Day 2: General Tso’s Chicken from King Dragon (1548 Madison Avenue, 212-369-6788)
The identity of General Tso and the origin of his eponymous, ubiquitous chicken has long been a question nagging the American psyche, right along with queries like “Who is John Galt?” (spoiler: he’s a total jackass with a long, clunky monologue) and “Who killed Laura Palmer?” (I haven’t finished the series on Netflix yet, so I don’t know!)
Luckily, Fuchsia Dunlop gives us an answer in Revolutionary Chinese Cookbook, in which she traces the dish’s roots back to China’s Hunan Province.
Apparently, a General Tso Tsung-t’ang did exist and allegedly enjoyed a lightly fried chicken in a thick, peppery sauce. (Tso Tsung-t’ang, in case you might be interested, gained notoriety by successfuly suppressing rebellious Uyghurs in the mid-19th-century.)
Dunlop notes that this recipe doesn’t show up in classic Hunan cooking texts, suggesting that it’s probably just named after him, as many Chinese dishes get named after the country’s notable figures.
So, General Tso’s as we know it originally began its journey to the U.S. in the middle of the 20th century, when Chinese nationalists went to Taiwan to escape Maoists. Some of these refugees included the nation’s top chefs. And one of these culinary stars, Peng Chang-kuei, wound up moving to New York and opening a Chinese restaurant in 1973.

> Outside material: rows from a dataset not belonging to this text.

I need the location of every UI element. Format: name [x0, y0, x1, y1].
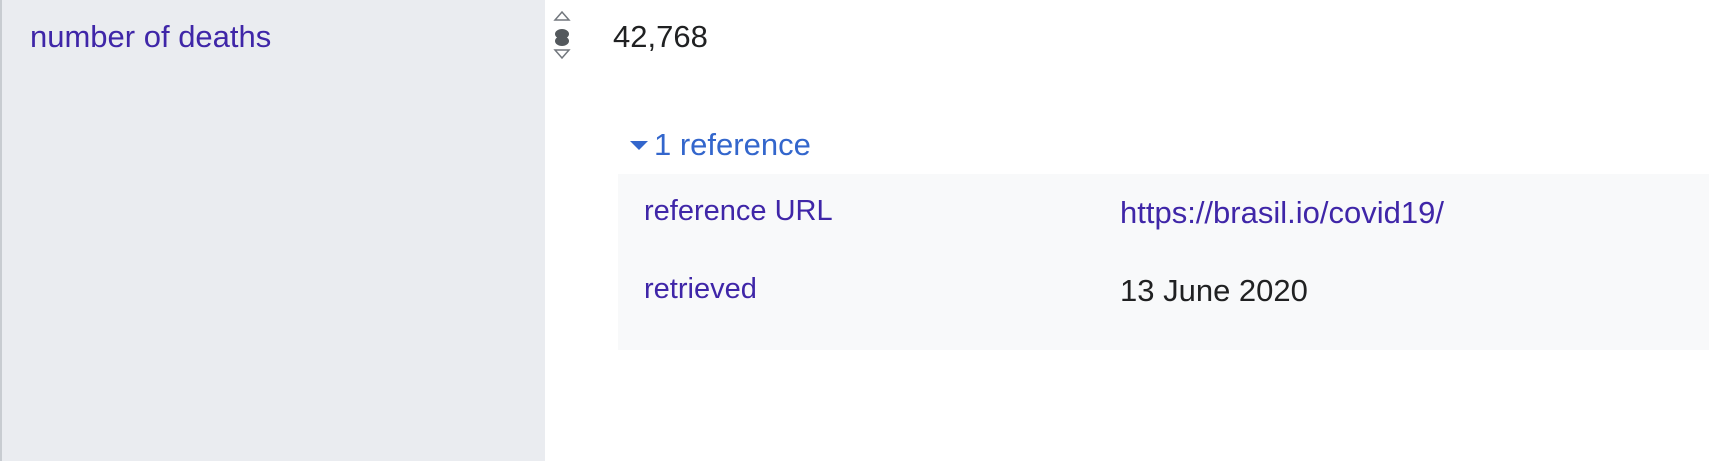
- rank-selector[interactable]: [552, 10, 572, 62]
- reference-property-label[interactable]: retrieved: [644, 272, 757, 307]
- rank-normal-icon: [553, 10, 571, 60]
- statement-group: number of deaths 42,768 1 reference refe…: [0, 0, 1709, 461]
- reference-row-url: reference URL https://brasil.io/covid19/: [618, 174, 1709, 244]
- reference-box: reference URL https://brasil.io/covid19/…: [618, 174, 1709, 350]
- property-label[interactable]: number of deaths: [30, 18, 271, 55]
- statement-value: 42,768: [613, 19, 708, 54]
- expand-triangle-icon: [630, 141, 648, 151]
- property-cell: number of deaths: [0, 0, 545, 461]
- reference-row-retrieved: retrieved 13 June 2020: [618, 252, 1709, 322]
- references-toggle[interactable]: 1 reference: [630, 126, 811, 163]
- reference-property-label[interactable]: reference URL: [644, 194, 833, 229]
- references-count-label: 1 reference: [654, 127, 811, 162]
- retrieved-date-value: 13 June 2020: [1120, 273, 1308, 308]
- reference-url-link[interactable]: https://brasil.io/covid19/: [1120, 194, 1444, 231]
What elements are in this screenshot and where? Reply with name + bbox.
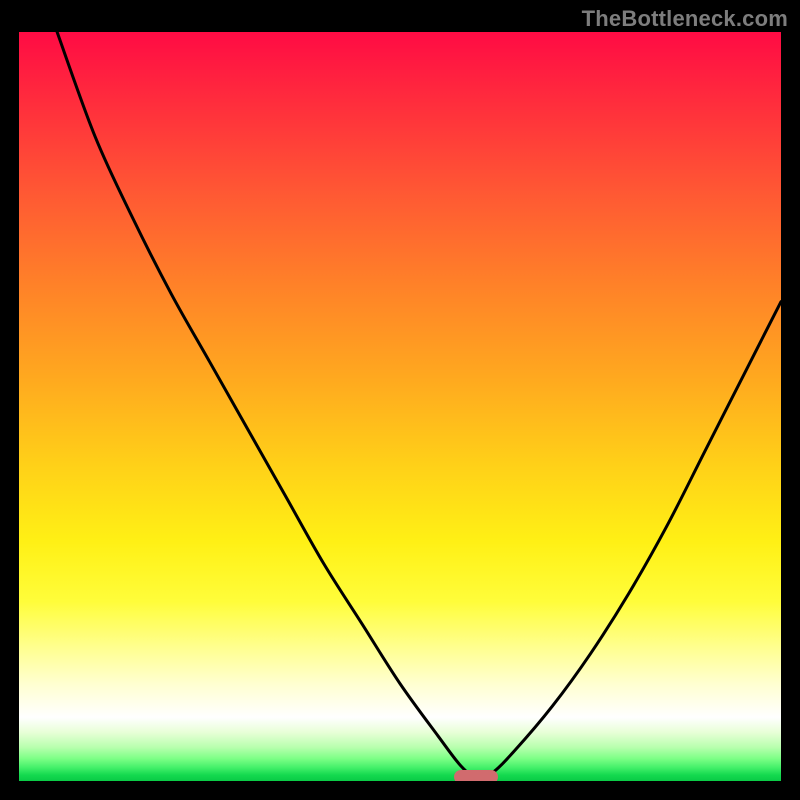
optimal-marker: [454, 770, 498, 781]
curve-svg: [19, 32, 781, 781]
plot-area: [19, 32, 781, 781]
watermark-text: TheBottleneck.com: [582, 6, 788, 32]
bottleneck-curve: [57, 32, 781, 778]
chart-frame: TheBottleneck.com: [0, 0, 800, 800]
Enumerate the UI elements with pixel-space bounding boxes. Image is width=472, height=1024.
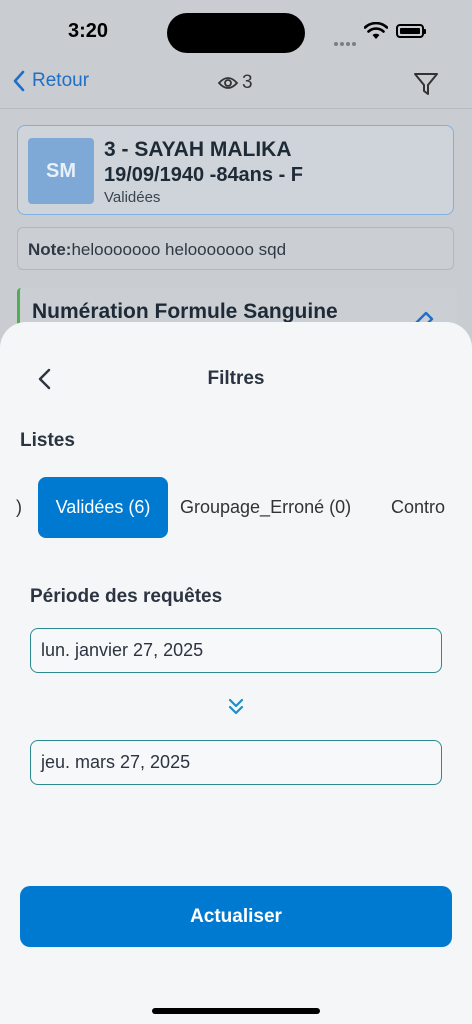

Peng Chang-kuei’s establishment gained significant respect and attention, since his cooking attracted U.N. staffers who worked near the 44th Street restaurant.
According to Dunlop, the core flavors of General Tso’s — savory spiciness — stem from Hunanese cuisine, whereas the sugar is a U.S. modification, added by Peng Chang-kuei to appeal to American tastes.
(Note: Francis Lam has also written about this.)
King Dragon, similar to other takeouts, serves a small-sized version of this staple for $5.
Quality-wise, this restaurant falls somewhere in the upper half of such eateries, and can best be described as solid — but not superlative.
The predominately dark-meat chicken has an overwhelmingly moist mouthfeel. The breading balances crispiness with chewiness.
The Achilles’ heel?
The sauce — a little on the syrupy, sticky side, the gravy could have featured a lot less starch and far more spice.